Ematici: (non comuni: > 0,1%, < 1%) sanguinamento anomalo, in genere a carico di cute e mucose (ecchimosi), emorragie ginecologiche, emorragie a carico dell'apparto gastrointestinale o di altri visceri; (molto rari: < 0,01%) trombocitopenia, porpora.
Endocrini: (molto comuni: > 10%) disfunzioni sessuali; (comuni: > 1%, < 10%) disturbi dell'eiaculazione (9%), riduzione della libido (3%); (rari: >0,01% < 0,1%) iperprolattinemia, galattorrea, dismenorrea, impotenza; (molto rari: < 0,01%) sindrome da inappropriata secrezione dell'ormone antidiuretico.
L'incidenza delle disfunzioni sessuali è dose-dipendente: nei pazienti depressi, l'incidenza di disturbi dell'eiaculazione è risultata del 13%, l'incidenza complessiva per orgasmia, difficoltà nell'erezione, ritardo nell'iaculazione e impotenza è risultata del 10%. Nelle pazienti femminili le disfunzioni sessuali più frequenti, rappresentate da anorgasmia e difficoltà nel raggiungere l'orgasmo, hanno interessato una percentuale del 2%.
Nel trattamento del disturbo ossessivo-compulsivo, che in genere richiede dosi più elevate di farmaco rispetto al trattamento della depressione, l'incidenza delle disfunzioni sessuali negli uomini è stata pari al 23% per eiaculazione anomala e all'8% per impotenza; nelle donne, pari al 3% per disturbi genitali.
Nei pazienti trattati con paroxetina per il disturbo da panico, il 21% e il 5% dei pazienti maschi ha manifestato, rispettivamente, eiaculazione anomala e impotenza; il 9% della donne disturbi genitali.
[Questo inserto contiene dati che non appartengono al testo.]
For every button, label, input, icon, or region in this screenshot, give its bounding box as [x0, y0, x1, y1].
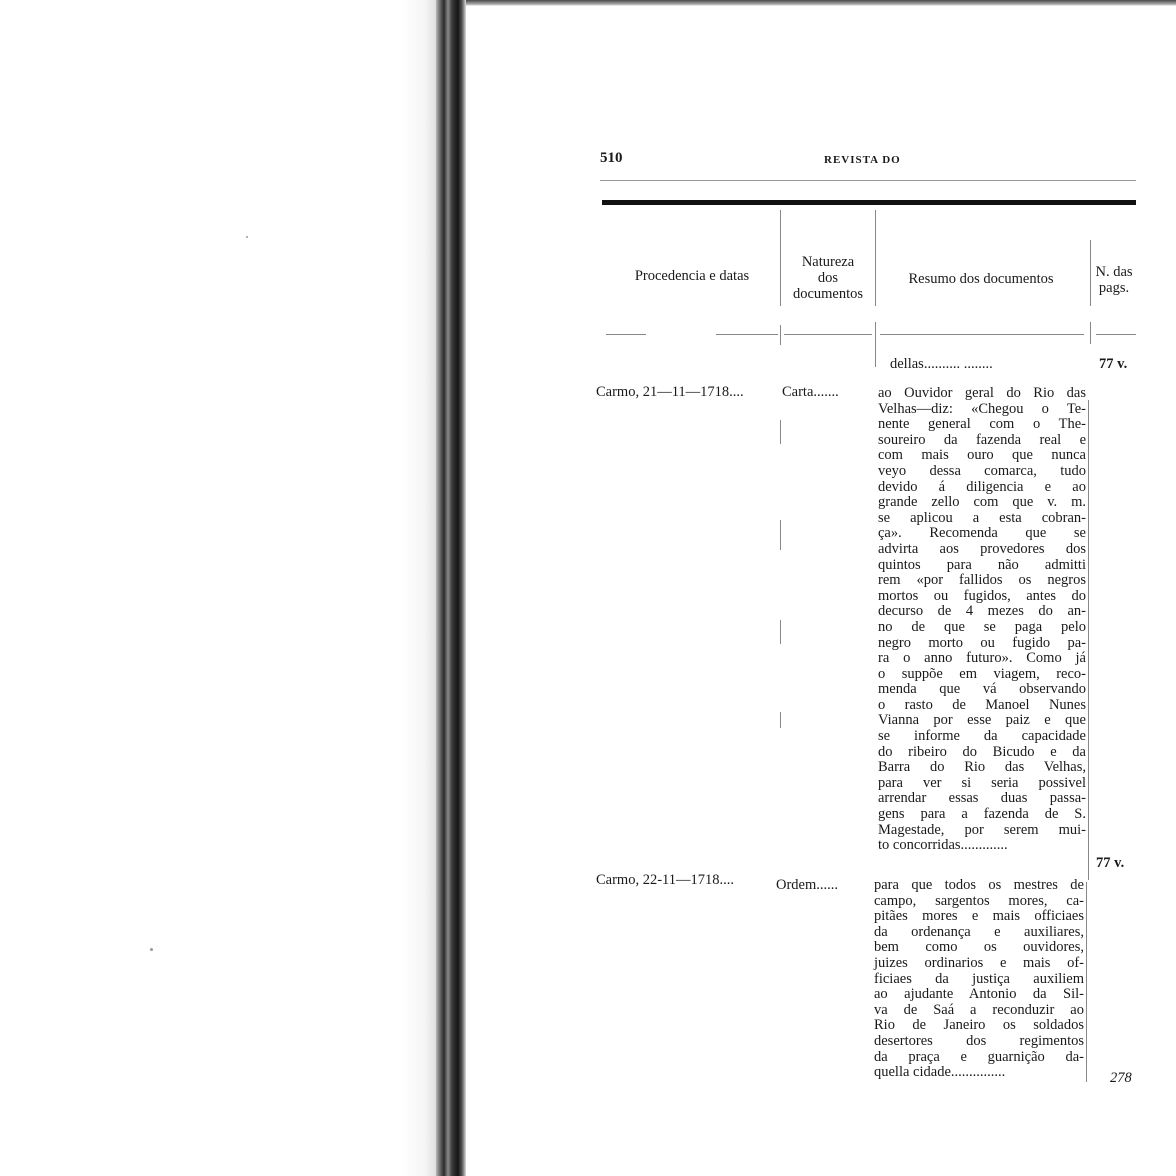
- column-divider: [780, 620, 781, 644]
- summary-line: juizes ordinarios e mais of-: [874, 954, 1084, 971]
- summary-line: se informe da capacidade: [878, 728, 1086, 745]
- summary-line: da praça e guarnição da-: [874, 1048, 1084, 1065]
- summary-line: se aplicou a esta cobran-: [878, 509, 1086, 526]
- header-separator: [880, 334, 1084, 335]
- column-divider: [875, 322, 876, 367]
- entry-origin-date: Carmo, 22-11—1718....: [596, 872, 735, 888]
- header-separator: [606, 334, 646, 335]
- column-header-line: dos: [817, 270, 839, 286]
- column-divider: [780, 712, 781, 728]
- entry-nature: Carta.......: [782, 384, 839, 400]
- summary-line: rem «por fallidos os negros: [878, 572, 1086, 589]
- entry-pages: 77 v.: [1096, 855, 1125, 871]
- summary-line: menda que vá observando: [878, 681, 1086, 698]
- column-divider: [875, 210, 876, 306]
- column-divider: [780, 210, 781, 306]
- column-divider: [780, 420, 781, 444]
- entry-summary: [874, 878, 1084, 1081]
- column-header-paginas: [1086, 264, 1142, 296]
- summary-line: do ribeiro do Bicudo e da: [878, 743, 1086, 760]
- summary-line: com mais ouro que nunca: [878, 447, 1086, 464]
- continuation-text: dellas.......... ........: [890, 356, 993, 372]
- summary-line: Vianna por esse paiz e que: [878, 712, 1086, 729]
- summary-line: ficiaes da justiça auxiliem: [874, 970, 1084, 987]
- gutter-shadow: [400, 0, 436, 1176]
- page-top-edge: [466, 0, 1176, 6]
- summary-line: no de que se paga pelo: [878, 618, 1086, 635]
- column-header-resumo: Resumo dos documentos: [908, 271, 1054, 287]
- page-number: 510: [600, 150, 623, 166]
- paper-speck: [246, 236, 248, 238]
- entry-pages: 278: [1110, 1070, 1132, 1086]
- column-divider: [780, 520, 781, 550]
- summary-line: Velhas—diz: «Chegou o Te-: [878, 400, 1086, 417]
- summary-line: para que todos os mestres de: [874, 877, 1084, 893]
- summary-line: bem como os ouvidores,: [874, 939, 1084, 956]
- column-divider: [1090, 240, 1091, 306]
- summary-line: quintos para não admitti: [878, 556, 1086, 573]
- summary-line: campo, sargentos mores, ca-: [874, 892, 1084, 909]
- summary-line: Barra do Rio das Velhas,: [878, 759, 1086, 776]
- summary-line: ra o anno futuro». Como já: [878, 650, 1086, 667]
- column-divider: [780, 325, 781, 345]
- paper-speck: [150, 948, 153, 951]
- summary-line: mortos ou fugidos, antes do: [878, 587, 1086, 604]
- header-separator: [1096, 334, 1136, 335]
- summary-line: advirta aos provedores dos: [878, 540, 1086, 557]
- summary-line: nente general com o The-: [878, 416, 1086, 433]
- summary-line: ao Ouvidor geral do Rio das: [878, 385, 1086, 401]
- column-header-procedencia: Procedencia e datas: [634, 268, 750, 284]
- book-page: [466, 0, 1176, 1176]
- header-thin-rule: [600, 180, 1136, 181]
- summary-line: devido á diligencia e ao: [878, 478, 1086, 495]
- entry-origin-date: Carmo, 21—11—1718....: [596, 384, 744, 400]
- summary-line: Magestade, por serem mui-: [878, 821, 1086, 838]
- book-spine: [436, 0, 466, 1176]
- summary-line: quella cidade...............: [874, 1064, 1006, 1081]
- summary-line: grande zello com que v. m.: [878, 494, 1086, 511]
- summary-line: desertores dos regimentos: [874, 1032, 1084, 1049]
- running-title: REVISTA DO: [824, 154, 901, 166]
- header-thick-rule: [602, 200, 1136, 205]
- summary-line: da ordenança e auxiliares,: [874, 923, 1084, 940]
- header-separator: [716, 334, 778, 335]
- column-header-natureza: [780, 254, 876, 302]
- summary-line: gens para a fazenda de S.: [878, 806, 1086, 823]
- summary-line: ça». Recomenda que se: [878, 525, 1086, 542]
- column-header-line: N. das: [1095, 264, 1133, 280]
- entry-nature: Ordem......: [776, 877, 839, 893]
- entry-summary: [878, 386, 1086, 854]
- column-header-line: pags.: [1098, 280, 1130, 296]
- summary-line: para ver si seria possivel: [878, 774, 1086, 791]
- summary-line: soureiro da fazenda real e: [878, 431, 1086, 448]
- column-header-line: Natureza: [801, 254, 855, 270]
- column-divider: [1088, 400, 1089, 880]
- column-header-line: documentos: [792, 286, 864, 302]
- summary-line: o rasto de Manoel Nunes: [878, 696, 1086, 713]
- header-separator: [784, 334, 872, 335]
- summary-line: arrendar essas duas passa-: [878, 790, 1086, 807]
- column-divider: [1090, 322, 1091, 344]
- summary-line: Rio de Janeiro os soldados: [874, 1017, 1084, 1034]
- summary-line: veyo dessa comarca, tudo: [878, 462, 1086, 479]
- summary-line: to concorridas.............: [878, 837, 1008, 854]
- summary-line: negro morto ou fugido pa-: [878, 634, 1086, 651]
- summary-line: decurso de 4 mezes do an-: [878, 603, 1086, 620]
- summary-line: pitães mores e mais officiaes: [874, 908, 1084, 925]
- continuation-pages: 77 v.: [1099, 356, 1128, 372]
- summary-line: ao ajudante Antonio da Sil-: [874, 986, 1084, 1003]
- summary-line: o suppõe em viagem, reco-: [878, 665, 1086, 682]
- column-divider: [1086, 882, 1087, 1082]
- summary-line: va de Saá a reconduzir ao: [874, 1001, 1084, 1018]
Riduzione della libido è stata riportata nel 3% vs 7% vs 9%, rispettivamente nei pazienti trattati per depressione, disturbo ossessivo-compulsivo e disturbo da panico.
Epatici: (rari: > 0,01% < 0,1%) incremento degli enzimi epatici; (molto rari: < 0,01%) epatite anche associata a ittero e/o insufficienza epatica.
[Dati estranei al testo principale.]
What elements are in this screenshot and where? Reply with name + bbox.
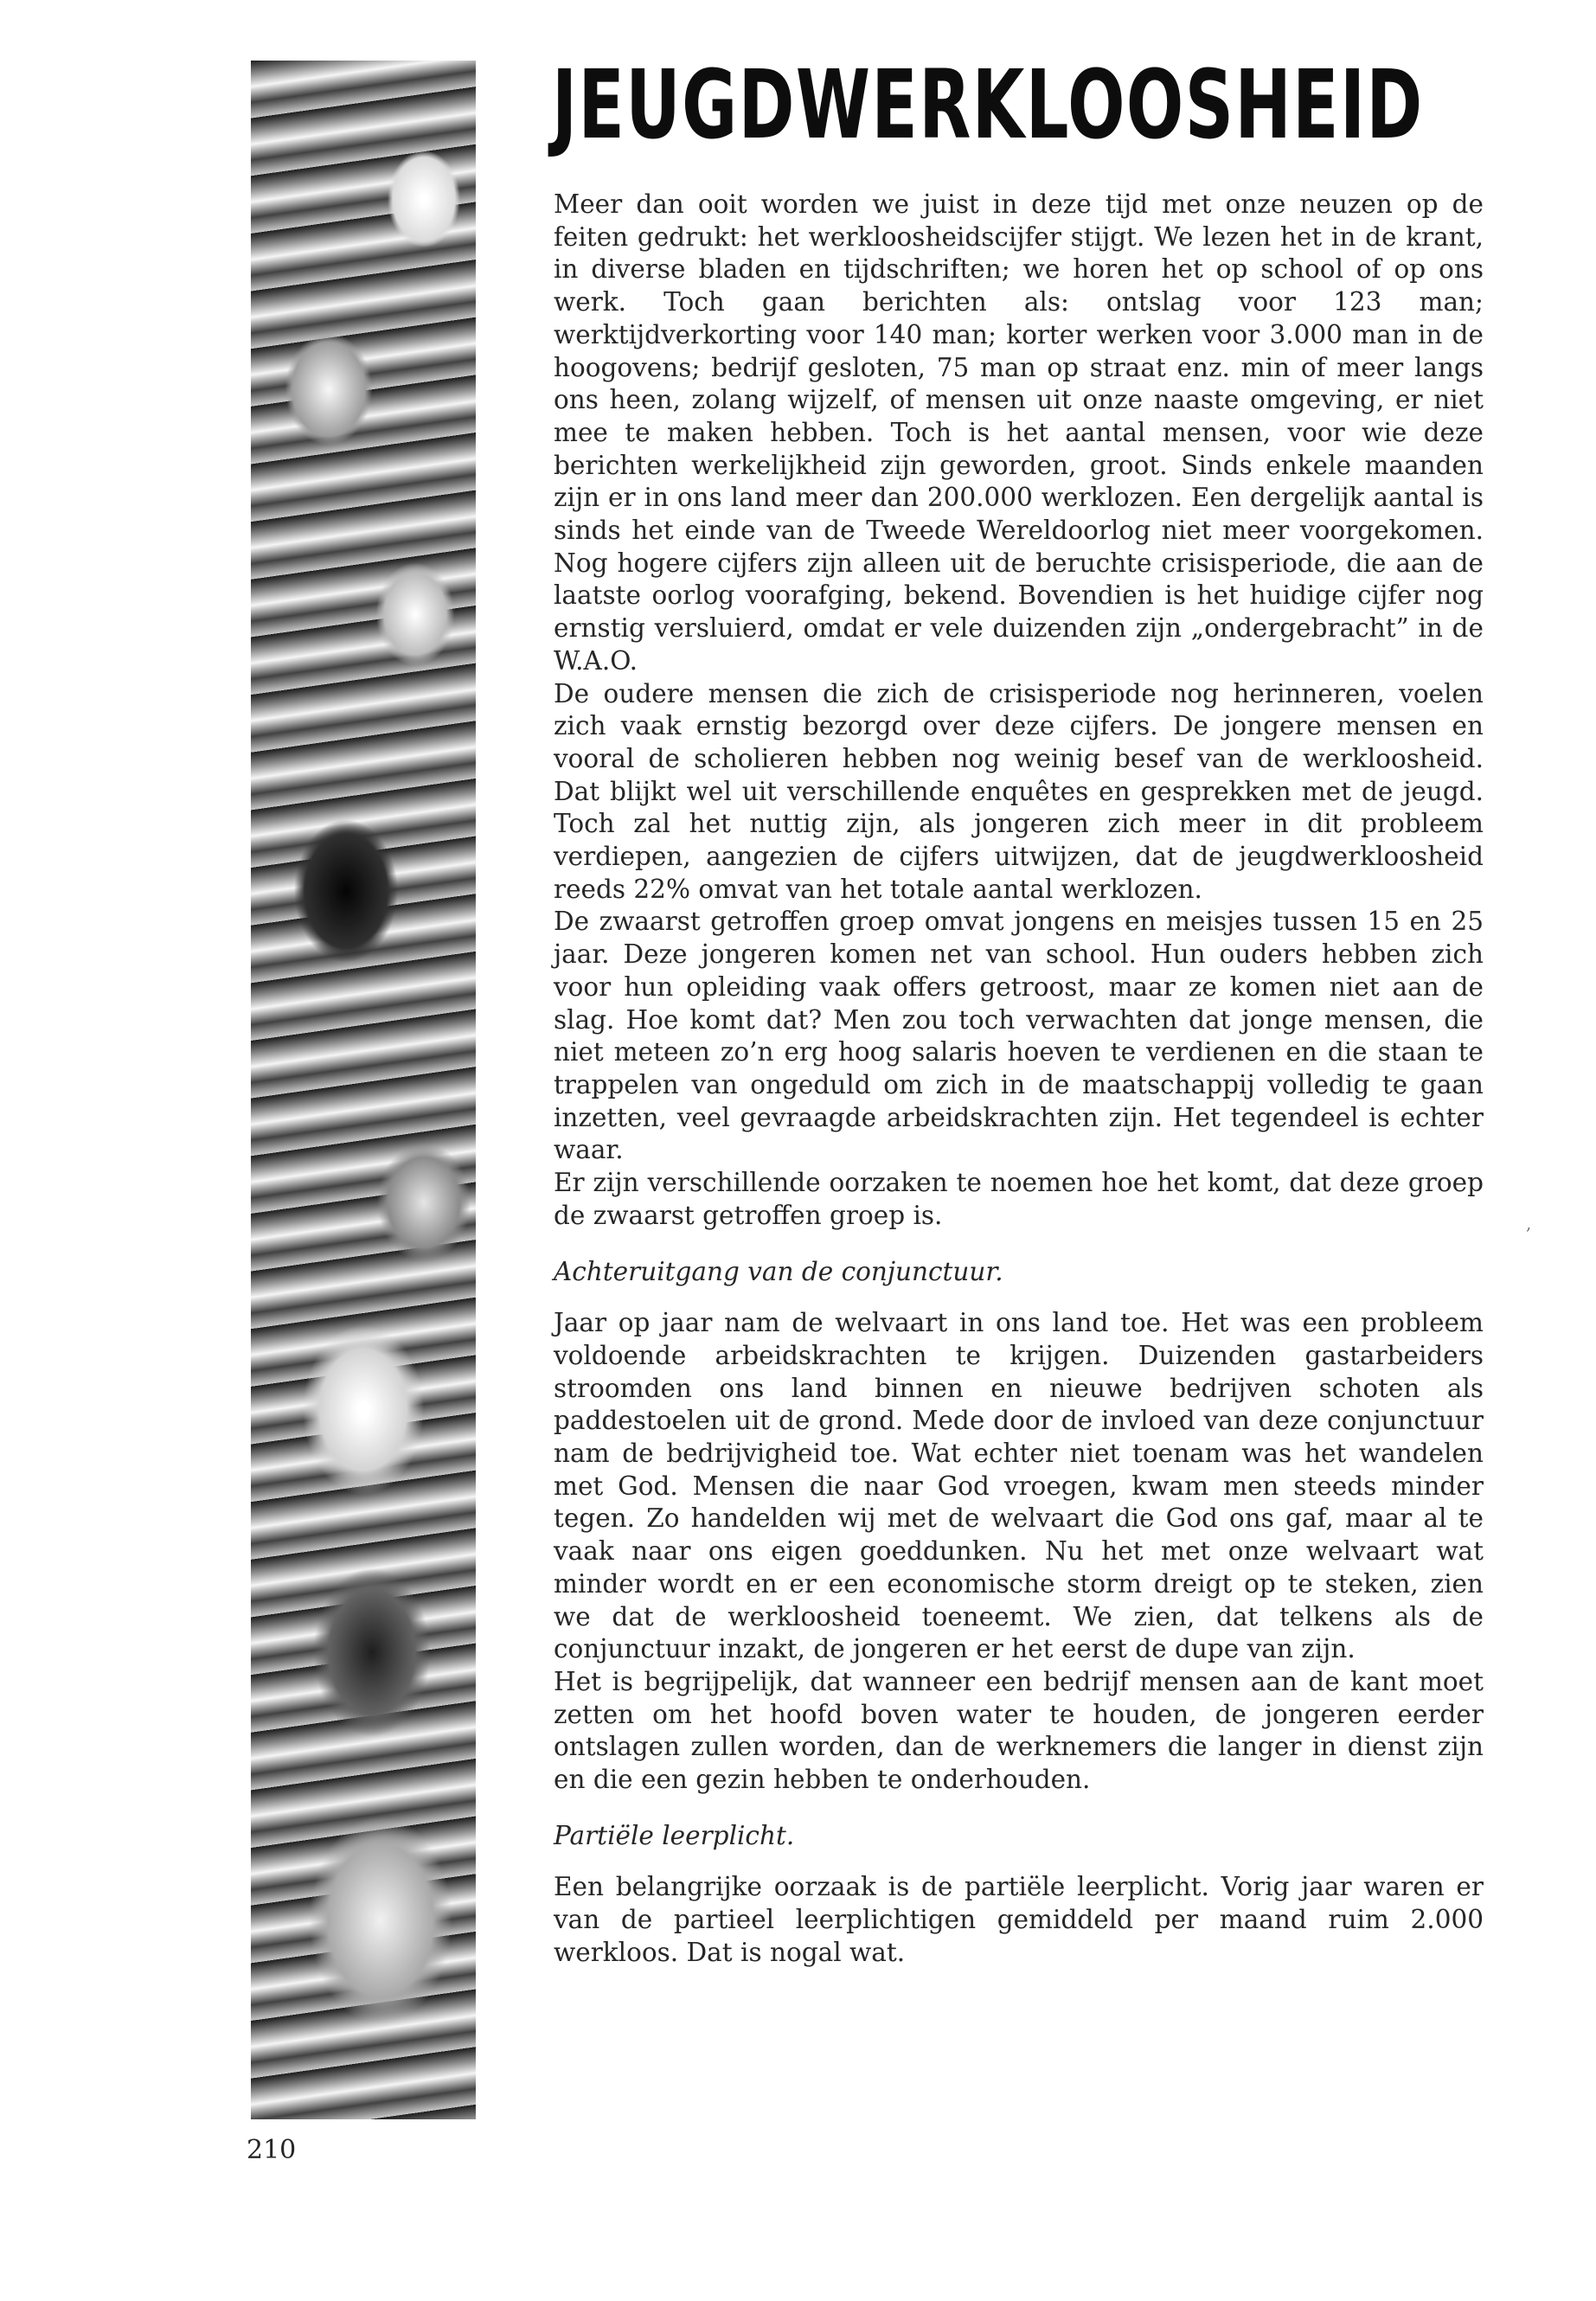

Metabolici: ipercolesterolemia; (rari: > 0,01%, < 0,1%) iponatriemia, sindrome da inappropriata secrezione dell'ormone antidiuretico. Quest'ultima è risultata più frequente nei pazienti anziani con età > 70 anni, in terapia con diuretici o disidratati. Il periodo di insorgenza varia da 3 giorni a 4 mesi dall'inizio della terapia. Elementi predittivi per lo sviluppo di iponatremia comprendono una bassa concentrazione di sodio plasmatico al basale (< 138 mEq/L) e un basso indice di massa corporea.
Muscoloscheletrici: artralgia, mialgia, miastenia.
Oftalmici: (comuni; > 1%, < 10%) visione offuscata; (molto rari: < 0,01%) ipertensione oculare, glaucoma acuto.
L'ipertensione oculare ha un esordio che varia da pochi giorni fino a 5 anni; nella maggior parte dei casi si è manifestata nei primi 6 mesi.
Organi di senso: alterazione del gusto.
Respiratori: (comuni: > 1%, < 10%) sbadigli.
Urogenitali: (non comuni: > 0,1% < 1%) incontinenza, ritenzione urinaria, priapismo.
Il rischio di incontinenza urinaria associato a SSRI è quasi doppio rispetto ai pazienti che non assumono questo tipo di farmaco. Il rischio più elevato è stato associato alla sertralina.
Sistemici: (comuni: > 1%, < 10%) diminuzione dell'appetito, perdita ponderale; (molto rari: < 0,01%) malessere, reazioni allergiche (orticaria, angioedema, edema al viso), pancreatite.